Puis viennent les pâtes. Simples. Immenses. Consolatrices. Celles qui réconcilient les adultes avec les gosses qu’ils ont abandonnés quelque part entre deux responsabilités. Chaque assiette devient une permission de redevenir castor quelques minutes, heureux sans raison, l’effet ratatouille pour les buralistes, et madeleine de Proust en prime. Piou est un magicien dans son lard.
Le rôti confit apparaît presque religieusement. Cochon la case ! La viande se défait sous la fourchette comme si elle renonçait d’elle-même au combat. Autour, les conversations ralentissent, les regards se lèvent moins. Il y a dans ce plat-là quelque chose d’ancien, de paysan et de sacré, capable de faire croire aux seins, aux miracles et aux lendemains plus doux.

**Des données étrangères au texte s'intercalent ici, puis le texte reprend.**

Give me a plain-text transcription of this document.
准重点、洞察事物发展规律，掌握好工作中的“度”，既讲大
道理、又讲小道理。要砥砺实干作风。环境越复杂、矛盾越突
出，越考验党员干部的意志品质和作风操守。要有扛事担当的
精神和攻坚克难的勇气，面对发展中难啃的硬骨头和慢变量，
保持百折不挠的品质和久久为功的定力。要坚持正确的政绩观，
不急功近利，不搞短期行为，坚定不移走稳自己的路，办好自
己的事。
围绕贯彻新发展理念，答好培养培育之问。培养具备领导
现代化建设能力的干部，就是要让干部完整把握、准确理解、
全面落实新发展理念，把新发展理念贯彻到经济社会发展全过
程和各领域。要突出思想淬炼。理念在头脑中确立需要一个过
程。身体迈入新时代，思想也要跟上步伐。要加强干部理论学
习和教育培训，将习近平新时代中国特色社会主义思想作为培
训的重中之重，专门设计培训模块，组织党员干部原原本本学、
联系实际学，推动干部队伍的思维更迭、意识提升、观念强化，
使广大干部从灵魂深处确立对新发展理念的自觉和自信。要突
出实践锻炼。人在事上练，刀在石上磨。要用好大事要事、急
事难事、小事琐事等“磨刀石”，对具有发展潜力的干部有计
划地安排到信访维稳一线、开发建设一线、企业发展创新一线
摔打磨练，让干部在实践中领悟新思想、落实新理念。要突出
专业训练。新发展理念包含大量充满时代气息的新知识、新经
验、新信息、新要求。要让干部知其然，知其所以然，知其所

Les fromages arrivent alors comme des candidats à un improbable présidentiel de campagne. Chacun défend son territoire, son odeur, sa pâte et sa vérité. On débat ferme, Qui reveut du Sabite? point de blanc sans rouge. Dans une démocratie de comptoir où le seul suffrage valable reste celui d’un 69-3 bien trempé, la parole sera présidentielle, nos hôtes méritent discours.
Et puis vient le gâteau basque. Lourd, tendre, beurré comme une fin d’été.
Il pose sur la table un silence de satisfaction, cette minute rare où même les grandes gueules cessent de parler pour simplement mâcher le bonheur.
Alors la nuit peut entrer. Elle glisse doucement sur les épaules fatiguées, et aux vapeurs du trou. Les accroches font des cicatrices invisibles si distantes de nos batailles ordinaires. Leurs vertus sont de délier les langues, la menthe pastillée n’a pas son pareil dans le projet. Les verres tintent encore, comme si cela n’avait pas assez sonné sur le pré et dans cette lumière du trou, chacun répare discrètement quelque chose de lui-même.
Il paraît que les vieux castors savent reconnaître les tempêtes avant les autres.
Notre Poulpe les traversent en ce moment, avec cette manière bien à lui de faire discret. On ne change pas le céphalopode même quand les vagues cognent.
Alors oui, lundi, il y aura encore des blouses, sur un autre pré cette fois-ci. Mais ils ignorent probablement une chose essentielle : un poulpe, ça plaque dure et ça s’accroche partout. Ça plie, ça ruse, ça disparaît dans l’encre quand il faut, et ça revient toujours. Force à toi, mon Poulpo.